If compensation is totally at the discretion of the PM and not backed up by meaningful metrics, many analysts will feel slighted and passed over, no matter what you pay them. Of course, most funds comp packages are backed by metrics, but often it’s simply the P&L that analysts (or their ideas) have generated for the fund.
Therein lies the problem. Consider this scenario: Sunil conducts deeper research and makes higher ROIC trades but has generated less P&L than Steve simply because Steve had a much larger starting capital base. What if Sunil also took on a lot less risk generating that P&L compared to Steve? Steve might have a problem with compensation simply based on one year’s P&L number. Specifically, the issue is that P&L does not always speak to skill and analysts are all too aware of that. Also, P&L might not be the only goal of a fund. Maybe it’s risk-adjusted return, or the ability to engage in very unique trades for uncorrelated alpha, whatever.
Building that level of sophistication into your compensation process requires an understanding of each analyst’s exposure, contribution, and levels of risk taken. In other words, it requires a portfolio intelligence system and a lot of data.
All P&L is Not Created Equal
Running with our prior example, let’s see what PMs can do with a portfolio intelligence system informing their compensation decisions. We will use a hypothetical long / short portfolio that looks like a real hedge fund but has been constructed simply for demonstration purposes. Let’s start with simple P&L generation for the year 2014. In that year, Sunil has generated less dollars than Steve. This is where many managers stop their analysis and use the number in compensation discussions.
Taking this a step further, we see that not all P&L is created equal. The table below breaks down the year’s performance into two buckets by analyst.

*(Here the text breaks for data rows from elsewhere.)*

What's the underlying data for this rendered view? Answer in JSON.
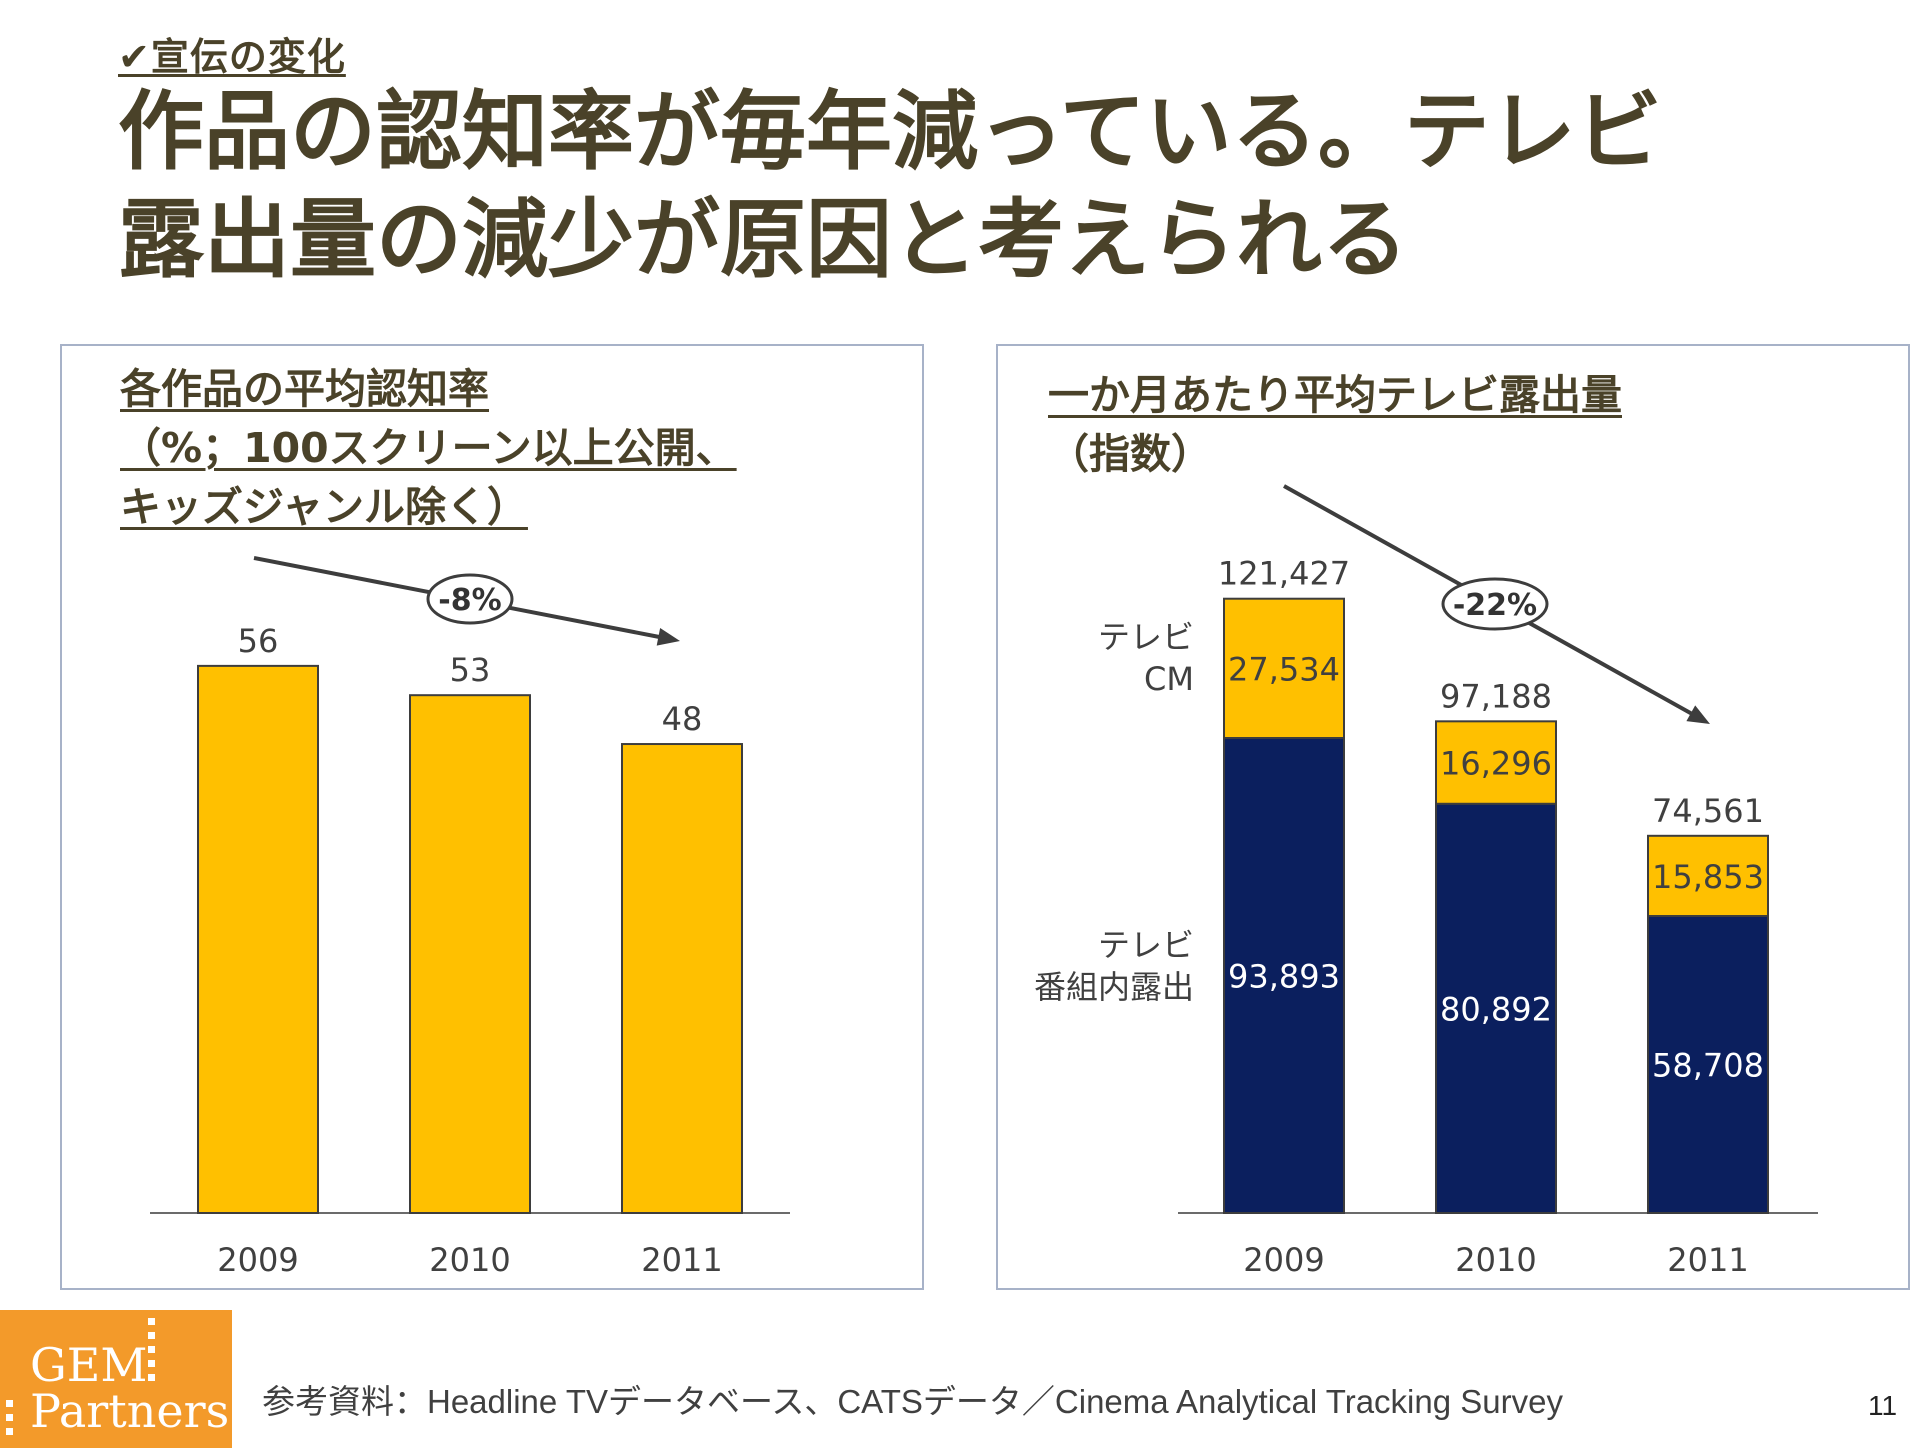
{
  "slide": {
    "category": "✔宣伝の変化",
    "title_lines": [
      "作品の認知率が毎年減っている。テレビ",
      "露出量の減少が原因と考えられる"
    ],
    "page_number": "11"
  },
  "footer": {
    "logo_lines": [
      "GEM",
      "Partners"
    ],
    "source": "参考資料：Headline TVデータベース、CATSデータ／Cinema Analytical Tracking Survey"
  },
  "colors": {
    "text": "#4a4229",
    "bar_yellow": "#ffc000",
    "bar_navy": "#0b1f5e",
    "logo_orange": "#f39a2a",
    "panel_border": "#a7b2c8"
  },
  "chart_data": [
    {
      "type": "bar",
      "title_lines": [
        "各作品の平均認知率",
        "（%；100スクリーン以上公開、",
        "キッズジャンル除く）"
      ],
      "categories": [
        "2009",
        "2010",
        "2011"
      ],
      "values": [
        56,
        53,
        48
      ],
      "value_labels": [
        "56",
        "53",
        "48"
      ],
      "ylim": [
        0,
        100
      ],
      "trend_label": "-8%",
      "legend": "none",
      "grid": false
    },
    {
      "type": "bar",
      "stacked": true,
      "title_lines": [
        "一か月あたり平均テレビ露出量",
        "（指数）"
      ],
      "categories": [
        "2009",
        "2010",
        "2011"
      ],
      "series": [
        {
          "name": "テレビ番組内露出",
          "name_lines": [
            "テレビ",
            "番組内露出"
          ],
          "values": [
            93893,
            80892,
            58708
          ],
          "value_labels": [
            "93,893",
            "80,892",
            "58,708"
          ],
          "color": "#0b1f5e"
        },
        {
          "name": "テレビCM",
          "name_lines": [
            "テレビ",
            "CM"
          ],
          "values": [
            27534,
            16296,
            15853
          ],
          "value_labels": [
            "27,534",
            "16,296",
            "15,853"
          ],
          "color": "#ffc000"
        }
      ],
      "totals": [
        121427,
        97188,
        74561
      ],
      "total_labels": [
        "121,427",
        "97,188",
        "74,561"
      ],
      "ylim": [
        0,
        130000
      ],
      "trend_label": "-22%",
      "legend": "left",
      "grid": false
    }
  ]
}
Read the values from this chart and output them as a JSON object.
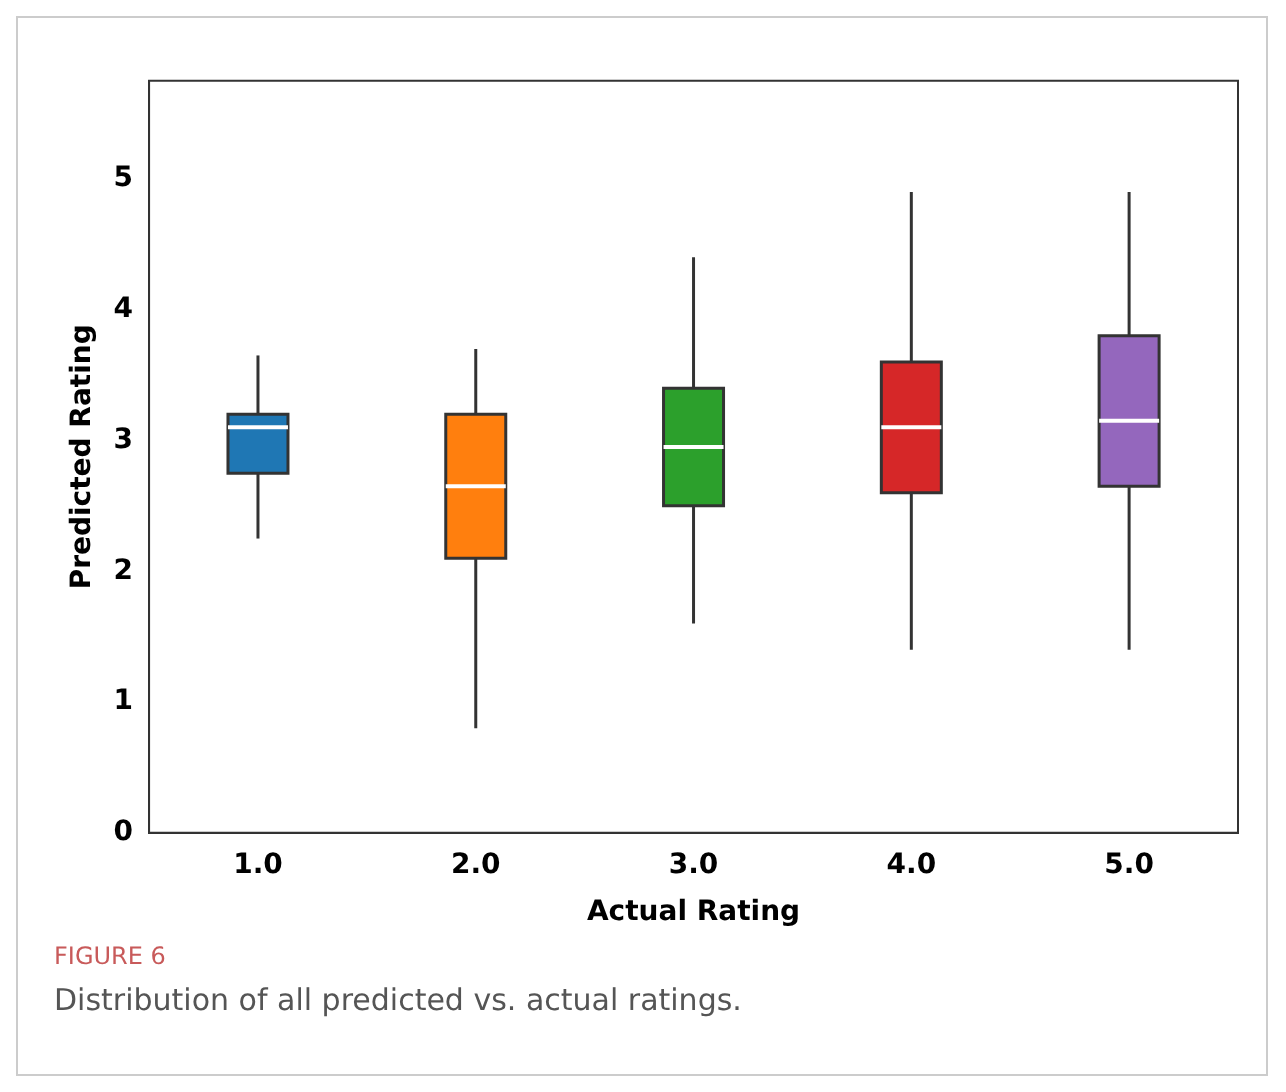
{
  "chart_data": {
    "type": "box",
    "xlabel": "Actual Rating",
    "ylabel": "Predicted Rating",
    "categories": [
      "1.0",
      "2.0",
      "3.0",
      "4.0",
      "5.0"
    ],
    "colors": [
      "#1f77b4",
      "#ff7f0e",
      "#2ca02c",
      "#d62728",
      "#9467bd"
    ],
    "boxes": [
      {
        "low": 2.25,
        "q1": 2.75,
        "median": 3.1,
        "q3": 3.2,
        "high": 3.65
      },
      {
        "low": 0.8,
        "q1": 2.1,
        "median": 2.65,
        "q3": 3.2,
        "high": 3.7
      },
      {
        "low": 1.6,
        "q1": 2.5,
        "median": 2.95,
        "q3": 3.4,
        "high": 4.4
      },
      {
        "low": 1.4,
        "q1": 2.6,
        "median": 3.1,
        "q3": 3.6,
        "high": 4.9
      },
      {
        "low": 1.4,
        "q1": 2.65,
        "median": 3.15,
        "q3": 3.8,
        "high": 4.9
      }
    ],
    "ylim": [
      0,
      5.75
    ],
    "yticks": [
      0,
      1,
      2,
      3,
      4,
      5
    ],
    "grid": false,
    "legend": false,
    "annotations": [
      "FIGURE 6",
      "Distribution of all predicted vs. actual ratings."
    ]
  }
}
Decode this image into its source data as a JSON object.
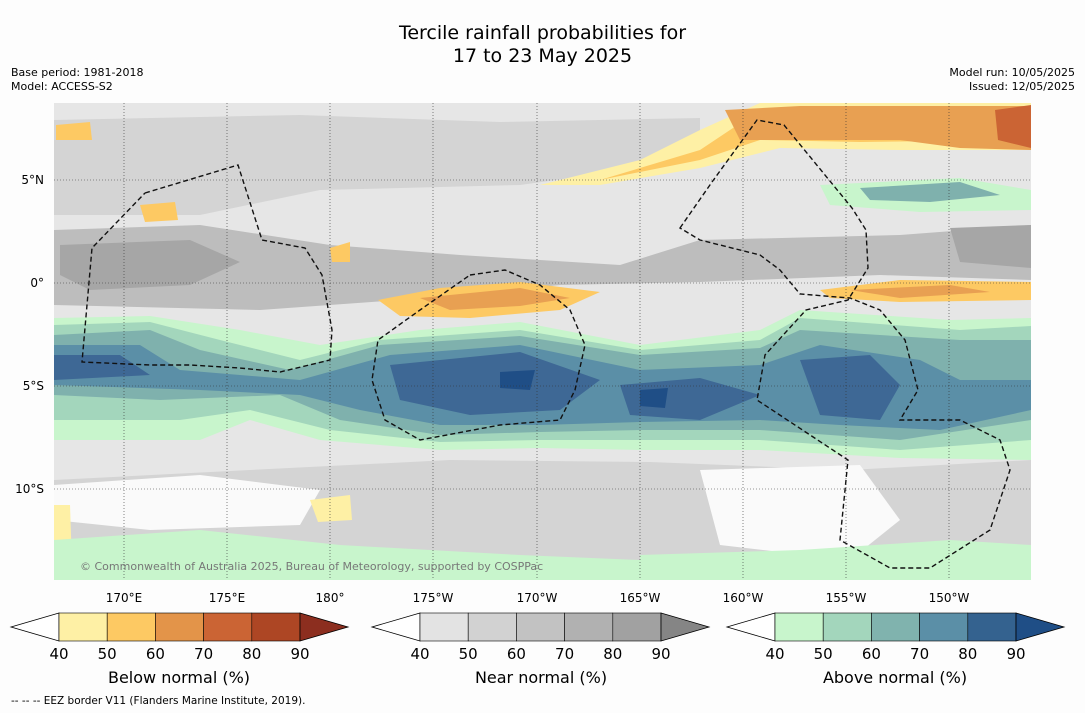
{
  "title": {
    "line1": "Tercile rainfall probabilities for",
    "line2": "17 to 23 May 2025"
  },
  "meta": {
    "base_period": "Base period: 1981-2018",
    "model": "Model: ACCESS-S2",
    "model_run": "Model run: 10/05/2025",
    "issued": "Issued: 12/05/2025"
  },
  "map": {
    "lat_labels": [
      "5°N",
      "0°",
      "5°S",
      "10°S"
    ],
    "lon_labels": [
      "170°E",
      "175°E",
      "180°",
      "175°W",
      "170°W",
      "165°W",
      "160°W",
      "155°W",
      "150°W"
    ],
    "copyright": "© Commonwealth of Australia 2025, Bureau of Meteorology, supported by COSPPac",
    "colors": {
      "below_40": "#fef0a5",
      "below_50": "#fdc963",
      "below_60": "#e8a052",
      "near_40": "#e6e6e6",
      "near_50": "#d4d4d4",
      "near_60": "#bdbdbd",
      "near_70": "#a6a6a6",
      "above_40": "#c8f5cc",
      "above_50": "#a3d6bc",
      "above_60": "#7fb1ad",
      "above_70": "#5b8fa7",
      "above_80": "#3e6895",
      "above_90": "#1f4e86"
    }
  },
  "colorbars": [
    {
      "label": "Below normal (%)",
      "ticks": [
        "40",
        "50",
        "60",
        "70",
        "80",
        "90"
      ],
      "colors": [
        "#fef0a5",
        "#fdc963",
        "#e39449",
        "#cb6434",
        "#ad4624"
      ],
      "over": "#8c2e1f"
    },
    {
      "label": "Near normal (%)",
      "ticks": [
        "40",
        "50",
        "60",
        "70",
        "80",
        "90"
      ],
      "colors": [
        "#e3e3e3",
        "#d2d2d2",
        "#c2c2c2",
        "#b1b1b1",
        "#a1a1a1"
      ],
      "over": "#858585"
    },
    {
      "label": "Above normal (%)",
      "ticks": [
        "40",
        "50",
        "60",
        "70",
        "80",
        "90"
      ],
      "colors": [
        "#c8f5cc",
        "#a3d6bc",
        "#80b3ae",
        "#5b8fa7",
        "#34628f"
      ],
      "over": "#1f4e86"
    }
  ],
  "footer": "-- -- -- EEZ border V11 (Flanders Marine Institute, 2019)."
}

We can see from looking at Avg. Exposure (3rd column) that Steve had a much higher allocation through all of 2014, in fact, he controlled over 75% of gross exposure, compared to only 45% for Sunil (on average). Furthermore, Sunil’s stock picks had higher ROIC on average, 9.3% compared to 6.6% for Steve. So if the PM values the ability to select stocks that perform well on an absolute basis, Sunil should be compensated higher than Steve (for selecting higher returning stocks on average) even though Steve generated more dollars for the fund. If the risk that the analysts assumed to generate the P&L is a consideration, the PM would be interested in comparing the % of Risk allocation rather than pure exposure. Risk takes into account the volatility, beta and covariance of each of their securities.
Taking this even further, the PM might value relative performance (or alpha) above absolute P&L. They might have benchmarks that the analysts need to beat in order to achieve their goals. Isolating the alpha generated by these two analysts in the chart below, changes the picture once again. It turns out that even though Sunil had higher ROIC than Steve, it was not high enough compared to a relevant benchmark. Taking out the market movement and adjusting for sector exposure, we can see that Steve actually generated much more alpha given the sectors he was investing in.
This should be a large factor in the compensation decision if the PM values alpha creation.
No matter what the compensation schema is for a manager, our experience shows that being transparent with your analysts goes a long way. If absolute P&L generation is the goal, be clear about that and use facts to inform your compensation discussion. If it is more nuanced than that, having a robust portfolio intelligence system becomes critical in substantiating these difficult decisions and guiding the conversation at year-end.